Tributário, em algum grau, da mística de Manoel de Oliveira e do cinematógrafo de Bresson, alguns recursos de estilo remetem também a Ozu, em especial, a atenção dada a planos parciais de objetos ou cantos de um lugar e a valorização do envolvimento dramático entre espectador e personagens através do plano frontal.
Dentre estes recursos, um que nos envolve intensamente é o uso da luz. Valorizando contrastes, Green sempre utiliza luz de velas em seus filmes: a vela e a chama são signos que evocam certa simbologia narrativa, mas seus efeitos de sombra e luz cumprem uma função estética precisa e incisiva: se os personagens não são psicologizados (não são seus sofrimentos que importam, mas o drama que eles encenam e expressam através de palavras, símbolos e metáforas), o jogo de luz e sombra traduz a complexidade e contradições do mundo e do humano.
A modalidade artística que aparece na história de “A Ponte das Artes” é, em especial, a Música. O “Lamento della Ninfa”, de Monteverdi, dá o tom do filme. Mas, em seu conjunto — estilo, narrativa e estética –, o filme é em si a obra de Arte que nos quer comunicar um mundo que o mundo mesmo nos nega ou se esforça para negar: o mundo espiritual que habita o mundo material.
Esta é, afinal, a descrição mais precisa e profunda do estilo Barroco para Eugène Green: um período histórico, antes de mais nada, que se expressava nas artes e na arquitetura. O que torna especial esse período é o seu ideário fundamental de reunir o divino e o humano num espaço/tempo comum, ou — como diz Sarah ao seu namorado: “as pessoas do período barroco diziam sempre duas coisas contraditórias, ambas verdadeiras.”
Essa é a pequena grandeza do cinema de Eugène Green: traduzir na imagem a palavra, e da palavra extrair o sentimento do sagrado que só a imagem — a imagem do cinema — pode proporcionar.

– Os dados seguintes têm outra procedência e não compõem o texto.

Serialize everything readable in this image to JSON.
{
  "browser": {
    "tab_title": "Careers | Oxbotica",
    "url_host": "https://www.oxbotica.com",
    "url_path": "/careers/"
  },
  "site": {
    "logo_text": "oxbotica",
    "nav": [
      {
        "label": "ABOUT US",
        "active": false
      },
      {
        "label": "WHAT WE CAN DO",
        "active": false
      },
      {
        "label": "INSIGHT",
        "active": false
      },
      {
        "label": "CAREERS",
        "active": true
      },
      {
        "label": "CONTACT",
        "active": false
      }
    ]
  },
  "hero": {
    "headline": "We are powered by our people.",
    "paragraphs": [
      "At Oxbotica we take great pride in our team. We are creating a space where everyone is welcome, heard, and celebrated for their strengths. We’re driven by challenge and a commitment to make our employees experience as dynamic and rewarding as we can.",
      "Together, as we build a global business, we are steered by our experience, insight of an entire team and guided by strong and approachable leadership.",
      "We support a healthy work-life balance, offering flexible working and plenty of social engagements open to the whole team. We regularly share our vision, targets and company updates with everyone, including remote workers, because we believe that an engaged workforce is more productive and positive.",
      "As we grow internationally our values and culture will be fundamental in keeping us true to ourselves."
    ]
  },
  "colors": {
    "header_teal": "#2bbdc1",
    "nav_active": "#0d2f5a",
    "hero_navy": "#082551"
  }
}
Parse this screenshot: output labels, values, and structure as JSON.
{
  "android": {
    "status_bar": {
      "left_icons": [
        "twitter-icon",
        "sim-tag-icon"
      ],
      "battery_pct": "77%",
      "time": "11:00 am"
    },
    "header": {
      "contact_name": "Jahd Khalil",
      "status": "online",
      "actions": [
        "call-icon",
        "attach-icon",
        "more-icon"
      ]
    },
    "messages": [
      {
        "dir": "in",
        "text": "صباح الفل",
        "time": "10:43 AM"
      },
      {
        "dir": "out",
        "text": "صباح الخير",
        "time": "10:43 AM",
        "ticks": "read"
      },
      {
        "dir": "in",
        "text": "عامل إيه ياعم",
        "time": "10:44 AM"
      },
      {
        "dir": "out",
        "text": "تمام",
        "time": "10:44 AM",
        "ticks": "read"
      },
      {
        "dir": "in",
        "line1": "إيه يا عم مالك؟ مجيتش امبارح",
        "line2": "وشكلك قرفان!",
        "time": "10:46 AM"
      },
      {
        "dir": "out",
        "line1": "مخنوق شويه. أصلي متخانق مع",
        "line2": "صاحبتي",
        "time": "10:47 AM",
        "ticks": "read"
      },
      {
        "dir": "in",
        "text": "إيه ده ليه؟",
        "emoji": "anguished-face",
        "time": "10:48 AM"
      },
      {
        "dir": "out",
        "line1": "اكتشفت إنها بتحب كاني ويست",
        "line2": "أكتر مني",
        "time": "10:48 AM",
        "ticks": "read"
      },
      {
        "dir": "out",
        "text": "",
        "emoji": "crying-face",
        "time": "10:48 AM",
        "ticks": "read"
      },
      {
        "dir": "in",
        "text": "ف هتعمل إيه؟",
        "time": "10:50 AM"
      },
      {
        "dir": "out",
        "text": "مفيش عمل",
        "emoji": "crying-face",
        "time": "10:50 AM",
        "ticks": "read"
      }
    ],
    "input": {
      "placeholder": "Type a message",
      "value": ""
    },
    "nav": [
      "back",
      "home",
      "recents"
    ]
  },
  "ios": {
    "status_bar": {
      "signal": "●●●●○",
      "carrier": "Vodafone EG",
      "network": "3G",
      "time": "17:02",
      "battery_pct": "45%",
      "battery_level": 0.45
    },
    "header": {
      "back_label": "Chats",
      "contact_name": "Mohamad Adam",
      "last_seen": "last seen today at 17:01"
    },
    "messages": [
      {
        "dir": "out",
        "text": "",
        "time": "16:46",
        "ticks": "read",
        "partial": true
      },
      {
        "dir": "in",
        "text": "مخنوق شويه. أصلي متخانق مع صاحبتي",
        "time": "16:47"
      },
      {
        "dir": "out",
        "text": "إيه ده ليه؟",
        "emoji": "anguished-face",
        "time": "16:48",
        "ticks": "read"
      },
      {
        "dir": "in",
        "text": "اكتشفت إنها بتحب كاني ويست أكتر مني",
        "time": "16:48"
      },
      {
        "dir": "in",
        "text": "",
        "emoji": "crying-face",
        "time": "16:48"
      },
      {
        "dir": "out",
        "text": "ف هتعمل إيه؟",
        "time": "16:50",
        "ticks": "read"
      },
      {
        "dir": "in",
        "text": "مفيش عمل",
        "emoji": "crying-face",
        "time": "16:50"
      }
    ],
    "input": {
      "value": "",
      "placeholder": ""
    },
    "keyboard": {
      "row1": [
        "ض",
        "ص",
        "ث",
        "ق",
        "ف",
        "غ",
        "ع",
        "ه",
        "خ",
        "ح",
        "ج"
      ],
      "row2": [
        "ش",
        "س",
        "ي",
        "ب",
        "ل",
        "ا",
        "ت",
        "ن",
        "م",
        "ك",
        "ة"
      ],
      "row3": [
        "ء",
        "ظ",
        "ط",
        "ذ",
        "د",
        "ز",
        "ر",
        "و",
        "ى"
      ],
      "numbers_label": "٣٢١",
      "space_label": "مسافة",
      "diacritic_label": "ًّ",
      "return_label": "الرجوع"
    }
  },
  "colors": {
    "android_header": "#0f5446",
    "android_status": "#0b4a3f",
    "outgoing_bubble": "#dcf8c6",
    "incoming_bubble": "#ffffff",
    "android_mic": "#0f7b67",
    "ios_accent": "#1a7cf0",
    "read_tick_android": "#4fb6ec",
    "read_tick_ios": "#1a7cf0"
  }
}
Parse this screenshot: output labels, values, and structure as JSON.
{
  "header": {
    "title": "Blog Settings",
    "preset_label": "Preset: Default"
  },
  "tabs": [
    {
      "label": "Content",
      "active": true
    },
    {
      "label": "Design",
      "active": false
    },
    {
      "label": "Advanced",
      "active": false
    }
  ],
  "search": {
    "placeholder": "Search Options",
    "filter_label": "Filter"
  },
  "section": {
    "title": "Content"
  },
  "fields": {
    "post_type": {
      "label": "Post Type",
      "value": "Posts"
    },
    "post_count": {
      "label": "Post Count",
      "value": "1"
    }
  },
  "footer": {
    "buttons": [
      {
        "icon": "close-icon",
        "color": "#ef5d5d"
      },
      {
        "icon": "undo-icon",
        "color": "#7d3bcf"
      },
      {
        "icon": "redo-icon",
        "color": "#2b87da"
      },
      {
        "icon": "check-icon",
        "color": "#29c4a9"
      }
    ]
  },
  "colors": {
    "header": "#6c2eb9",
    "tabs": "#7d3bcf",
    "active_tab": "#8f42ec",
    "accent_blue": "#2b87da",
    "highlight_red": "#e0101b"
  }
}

Às vezes, no filme, uma personagem se exime de dizer, cala-se num momento em que mais esperamos uma resposta ou uma fala, e ela nos olha diretamente e mais nada. E tudo está aí, num olhar lancinante, calmo, profundo, cúmplice de nós em nosso próprio mundo interior contraditório, secreto, ávido de ser.
Nosso encontro sobre “A Ponte das Artes” é o 20º Encontro Cinematógrafo e Saladearte Daten, e acontece neste sábado (20), às 16h.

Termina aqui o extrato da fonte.